Ray didn't want to discuss what the problems were. It wasn't because of drugs. In England the Kinks are known as hard drinking bunch. At one press reception they were seen chasing a journalist down Fifth Street after they had gotten into a fight with him at a press reception. The Kinks maintained their reputation of boozing and brawling.
British pop music observers say that Ray and his brother Dave often fought on stage. Their angry antics during the first U.S. tour got them in hot water with the American Federation of Musicians who then barred them from further appearances here until the Kinks apologized.
Ted Dreber, assistant to the President of the American Federation of Musicians, could not find any reference to the Kinks on file. But he did say that, in general, the Anglo-American musician's reciprocity agreement allows either union to withhold permits for a group if they behave badly on stage or fail to show for scheduled performances without good reason.
Davies said: "I'd like to tell you about what happened but there are some things I don't want to talk about. It's very difficult and we're lucky to come back.
If Davies does have a nasty temper, it doesn't show during interviews. No show biz temperament. He sits quietly over his beer, shifting awkwardly like a boy afraid he'll say the wrong thing on his first date.
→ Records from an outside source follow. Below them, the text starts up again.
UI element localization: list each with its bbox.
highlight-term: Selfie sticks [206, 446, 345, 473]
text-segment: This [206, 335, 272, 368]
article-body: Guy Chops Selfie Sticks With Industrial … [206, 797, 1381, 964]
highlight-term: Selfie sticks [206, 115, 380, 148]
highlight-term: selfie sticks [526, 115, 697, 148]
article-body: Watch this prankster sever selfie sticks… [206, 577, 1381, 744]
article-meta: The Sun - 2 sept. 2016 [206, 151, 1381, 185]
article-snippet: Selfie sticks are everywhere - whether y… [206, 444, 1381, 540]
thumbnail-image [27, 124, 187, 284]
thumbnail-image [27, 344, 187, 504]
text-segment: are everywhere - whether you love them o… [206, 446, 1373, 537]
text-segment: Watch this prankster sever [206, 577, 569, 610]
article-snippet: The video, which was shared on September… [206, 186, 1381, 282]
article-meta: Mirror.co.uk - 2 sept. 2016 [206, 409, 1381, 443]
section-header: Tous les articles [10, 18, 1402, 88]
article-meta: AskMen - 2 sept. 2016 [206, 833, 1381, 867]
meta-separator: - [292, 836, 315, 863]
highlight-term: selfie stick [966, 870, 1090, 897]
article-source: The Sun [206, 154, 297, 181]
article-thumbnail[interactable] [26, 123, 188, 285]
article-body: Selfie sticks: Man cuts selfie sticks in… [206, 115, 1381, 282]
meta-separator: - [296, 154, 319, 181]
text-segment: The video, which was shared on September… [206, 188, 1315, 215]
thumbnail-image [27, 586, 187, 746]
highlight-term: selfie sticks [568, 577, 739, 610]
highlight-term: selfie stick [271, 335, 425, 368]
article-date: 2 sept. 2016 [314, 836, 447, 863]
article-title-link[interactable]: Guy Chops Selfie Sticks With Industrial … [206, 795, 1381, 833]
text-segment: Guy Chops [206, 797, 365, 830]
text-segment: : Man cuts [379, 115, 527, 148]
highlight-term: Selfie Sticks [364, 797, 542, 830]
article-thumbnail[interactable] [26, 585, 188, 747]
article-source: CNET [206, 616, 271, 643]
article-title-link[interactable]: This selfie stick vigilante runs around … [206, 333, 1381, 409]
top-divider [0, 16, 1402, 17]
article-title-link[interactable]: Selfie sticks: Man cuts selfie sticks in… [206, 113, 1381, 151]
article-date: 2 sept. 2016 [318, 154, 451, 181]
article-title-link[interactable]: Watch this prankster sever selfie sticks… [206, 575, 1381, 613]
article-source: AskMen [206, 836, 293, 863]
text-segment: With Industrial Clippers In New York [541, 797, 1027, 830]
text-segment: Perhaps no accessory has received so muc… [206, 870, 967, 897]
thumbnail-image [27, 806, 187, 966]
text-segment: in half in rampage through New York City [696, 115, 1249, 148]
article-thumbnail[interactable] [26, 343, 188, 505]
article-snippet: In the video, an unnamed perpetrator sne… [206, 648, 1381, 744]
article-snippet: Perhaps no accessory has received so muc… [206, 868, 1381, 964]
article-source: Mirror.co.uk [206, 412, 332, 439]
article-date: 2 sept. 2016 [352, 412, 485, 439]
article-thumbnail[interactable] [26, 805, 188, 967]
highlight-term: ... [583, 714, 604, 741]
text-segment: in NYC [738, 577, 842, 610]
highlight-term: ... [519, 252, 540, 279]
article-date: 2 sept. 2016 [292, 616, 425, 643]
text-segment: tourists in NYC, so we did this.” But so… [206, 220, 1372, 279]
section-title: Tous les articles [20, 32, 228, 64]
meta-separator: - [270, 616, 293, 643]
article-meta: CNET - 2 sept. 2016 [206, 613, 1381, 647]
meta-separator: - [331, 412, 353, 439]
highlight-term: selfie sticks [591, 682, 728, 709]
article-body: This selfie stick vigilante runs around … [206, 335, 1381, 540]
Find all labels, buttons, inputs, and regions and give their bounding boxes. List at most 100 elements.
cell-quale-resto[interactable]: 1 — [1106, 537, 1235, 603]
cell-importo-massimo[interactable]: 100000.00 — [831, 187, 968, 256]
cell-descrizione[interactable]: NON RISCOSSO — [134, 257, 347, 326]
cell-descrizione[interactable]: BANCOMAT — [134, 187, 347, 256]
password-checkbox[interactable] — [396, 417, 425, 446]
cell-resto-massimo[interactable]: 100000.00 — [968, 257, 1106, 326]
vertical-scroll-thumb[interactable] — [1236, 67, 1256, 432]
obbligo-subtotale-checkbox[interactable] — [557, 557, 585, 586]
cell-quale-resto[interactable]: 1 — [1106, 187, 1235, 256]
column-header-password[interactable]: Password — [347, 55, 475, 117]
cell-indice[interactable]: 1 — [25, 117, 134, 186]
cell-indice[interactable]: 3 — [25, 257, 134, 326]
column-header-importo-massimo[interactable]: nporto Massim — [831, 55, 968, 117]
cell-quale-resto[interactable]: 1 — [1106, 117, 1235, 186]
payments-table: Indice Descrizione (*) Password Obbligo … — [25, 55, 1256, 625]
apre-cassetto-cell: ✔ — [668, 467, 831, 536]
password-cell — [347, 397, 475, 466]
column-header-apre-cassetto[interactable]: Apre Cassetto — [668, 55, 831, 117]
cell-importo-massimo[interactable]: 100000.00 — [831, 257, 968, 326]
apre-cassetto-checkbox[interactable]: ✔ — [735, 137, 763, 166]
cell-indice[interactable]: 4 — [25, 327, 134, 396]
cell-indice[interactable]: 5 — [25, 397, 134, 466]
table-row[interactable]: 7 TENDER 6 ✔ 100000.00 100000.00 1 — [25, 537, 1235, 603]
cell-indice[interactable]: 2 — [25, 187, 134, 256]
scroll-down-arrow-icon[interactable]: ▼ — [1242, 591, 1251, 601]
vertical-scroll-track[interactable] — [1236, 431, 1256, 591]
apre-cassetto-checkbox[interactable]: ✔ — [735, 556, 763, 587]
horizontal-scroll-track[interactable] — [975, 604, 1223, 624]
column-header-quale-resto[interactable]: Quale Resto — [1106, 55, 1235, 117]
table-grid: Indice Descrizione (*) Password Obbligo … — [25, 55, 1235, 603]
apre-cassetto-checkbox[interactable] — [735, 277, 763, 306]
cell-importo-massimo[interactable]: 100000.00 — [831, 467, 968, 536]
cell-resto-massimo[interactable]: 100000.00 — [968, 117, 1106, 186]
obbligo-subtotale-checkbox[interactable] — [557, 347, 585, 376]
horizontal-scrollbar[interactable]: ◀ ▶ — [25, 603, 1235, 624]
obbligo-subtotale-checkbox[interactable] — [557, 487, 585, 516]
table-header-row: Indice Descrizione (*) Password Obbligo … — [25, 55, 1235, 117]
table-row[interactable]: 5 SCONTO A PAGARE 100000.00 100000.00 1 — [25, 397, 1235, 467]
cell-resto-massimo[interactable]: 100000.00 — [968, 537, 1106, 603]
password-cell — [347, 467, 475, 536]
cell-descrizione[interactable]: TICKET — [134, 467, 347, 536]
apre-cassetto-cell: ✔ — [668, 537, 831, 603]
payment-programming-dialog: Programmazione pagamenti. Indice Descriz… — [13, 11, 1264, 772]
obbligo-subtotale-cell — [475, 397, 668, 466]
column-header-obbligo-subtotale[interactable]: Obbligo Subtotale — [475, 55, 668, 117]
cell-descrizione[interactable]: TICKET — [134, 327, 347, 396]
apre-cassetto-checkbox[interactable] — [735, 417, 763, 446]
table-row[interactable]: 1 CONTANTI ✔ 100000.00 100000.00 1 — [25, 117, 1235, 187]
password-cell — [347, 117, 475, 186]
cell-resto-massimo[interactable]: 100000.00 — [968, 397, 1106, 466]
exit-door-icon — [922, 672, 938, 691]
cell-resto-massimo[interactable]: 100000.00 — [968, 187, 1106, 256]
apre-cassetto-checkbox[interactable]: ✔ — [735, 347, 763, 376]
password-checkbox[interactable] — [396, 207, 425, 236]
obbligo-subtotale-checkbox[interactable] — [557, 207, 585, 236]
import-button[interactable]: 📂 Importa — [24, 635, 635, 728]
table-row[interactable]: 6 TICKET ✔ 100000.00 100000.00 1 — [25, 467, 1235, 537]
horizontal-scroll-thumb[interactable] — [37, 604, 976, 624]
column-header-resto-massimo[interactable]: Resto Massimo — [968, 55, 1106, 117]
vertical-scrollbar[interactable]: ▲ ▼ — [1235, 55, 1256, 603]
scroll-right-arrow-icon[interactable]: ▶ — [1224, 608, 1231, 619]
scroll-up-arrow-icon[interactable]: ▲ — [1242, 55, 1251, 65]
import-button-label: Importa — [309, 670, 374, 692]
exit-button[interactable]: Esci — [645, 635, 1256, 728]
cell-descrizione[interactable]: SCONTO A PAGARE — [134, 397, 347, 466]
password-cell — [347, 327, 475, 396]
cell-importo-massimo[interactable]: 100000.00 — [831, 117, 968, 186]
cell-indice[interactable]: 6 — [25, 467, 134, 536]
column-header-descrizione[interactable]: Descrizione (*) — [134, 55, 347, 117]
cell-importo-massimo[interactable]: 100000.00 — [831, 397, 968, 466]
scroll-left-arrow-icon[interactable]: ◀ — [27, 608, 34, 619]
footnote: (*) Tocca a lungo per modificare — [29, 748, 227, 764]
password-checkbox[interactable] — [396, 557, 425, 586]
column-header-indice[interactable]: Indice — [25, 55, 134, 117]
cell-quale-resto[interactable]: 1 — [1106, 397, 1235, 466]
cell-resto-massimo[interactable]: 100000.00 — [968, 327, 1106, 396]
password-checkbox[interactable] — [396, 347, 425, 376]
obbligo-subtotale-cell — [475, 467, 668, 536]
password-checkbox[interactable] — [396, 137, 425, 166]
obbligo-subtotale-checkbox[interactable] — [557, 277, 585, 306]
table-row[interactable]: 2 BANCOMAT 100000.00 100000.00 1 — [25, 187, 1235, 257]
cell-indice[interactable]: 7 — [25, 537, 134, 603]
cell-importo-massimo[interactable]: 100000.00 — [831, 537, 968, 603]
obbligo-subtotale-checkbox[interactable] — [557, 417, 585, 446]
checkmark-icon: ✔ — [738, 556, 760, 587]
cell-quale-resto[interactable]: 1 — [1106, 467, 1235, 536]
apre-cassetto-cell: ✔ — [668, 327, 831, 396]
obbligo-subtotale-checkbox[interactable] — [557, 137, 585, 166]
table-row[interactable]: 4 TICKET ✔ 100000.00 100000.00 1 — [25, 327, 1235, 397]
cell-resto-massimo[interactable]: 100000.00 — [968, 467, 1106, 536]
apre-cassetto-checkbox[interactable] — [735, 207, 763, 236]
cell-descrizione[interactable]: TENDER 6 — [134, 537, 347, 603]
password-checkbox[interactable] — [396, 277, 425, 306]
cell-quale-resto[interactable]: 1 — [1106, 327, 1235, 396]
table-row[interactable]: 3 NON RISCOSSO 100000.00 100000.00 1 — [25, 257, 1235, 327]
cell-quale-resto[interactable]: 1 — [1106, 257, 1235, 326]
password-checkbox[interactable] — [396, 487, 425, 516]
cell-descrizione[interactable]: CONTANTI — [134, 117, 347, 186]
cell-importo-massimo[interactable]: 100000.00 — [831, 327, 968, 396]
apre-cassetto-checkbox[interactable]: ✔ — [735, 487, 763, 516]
While performing, he exhibits more ease, more cool.
"I think I'm the same on stage and off stage," Ray said. "I'm probably more at home on stage. I don't know why I should feel that way. You are limited on stage. You say one line and it's got to be right. Off stage there's more freedom, but it's really the same. It's all a stage."
When Ray talks, you wonder if he isn't saving all his wit and incisiveness for his songs. Like "Dedicated Follower of Fashion," Ray said. "It wasn't a person I was writing about, but a particular group of people, like the trendies. The ting that annoyed me is that they're not the only people like that. Everybody does things because other people do them, whether they think it's right or not. It's as broad a thing as that. Although it is good to use a thing like that about the clothes to hang the idea on."
Like other groups, the Kinks began by playing other people's songs. Then Ray began writing. "The first stuff I did for the group because people were trying to manufacture us into things," he said. "I thought if I was going to do other people's rubbish, I might as well do my own."
As he put it: "If I wanted to say something and got really worked up about it, people would laugh. They take the piss out of anyone who gets intense. If you can be smart and funny about it, somehow they listen to you and don't really argue. Then you put your point of view over with a certain amount of wit."
"I'm not very witty at all. I feel intensely about a lot of things but it might come out in a funny sounding way. If you can make a funny song and then have one very hard line, you reach people. That's just a construction thing."
Arthur, the Kink's latest album, is actually the score for a musical play Davies and Julian Temple wrote for European television. Said Ray: "All of the songs are connected and part of the story. At the same time we tried to make the album stand up on its own without the music."
Now Ray is working on a screenplay for a film and says several people in Britain are interested in producing it. He thinks that rock music definitely has a place in film or in theater. "You've got to find something that your audience can relate to," he said. "Like when they used Simon and Garfunkel's music for The Graduate rather than a complicated score. That's a step in the right direction."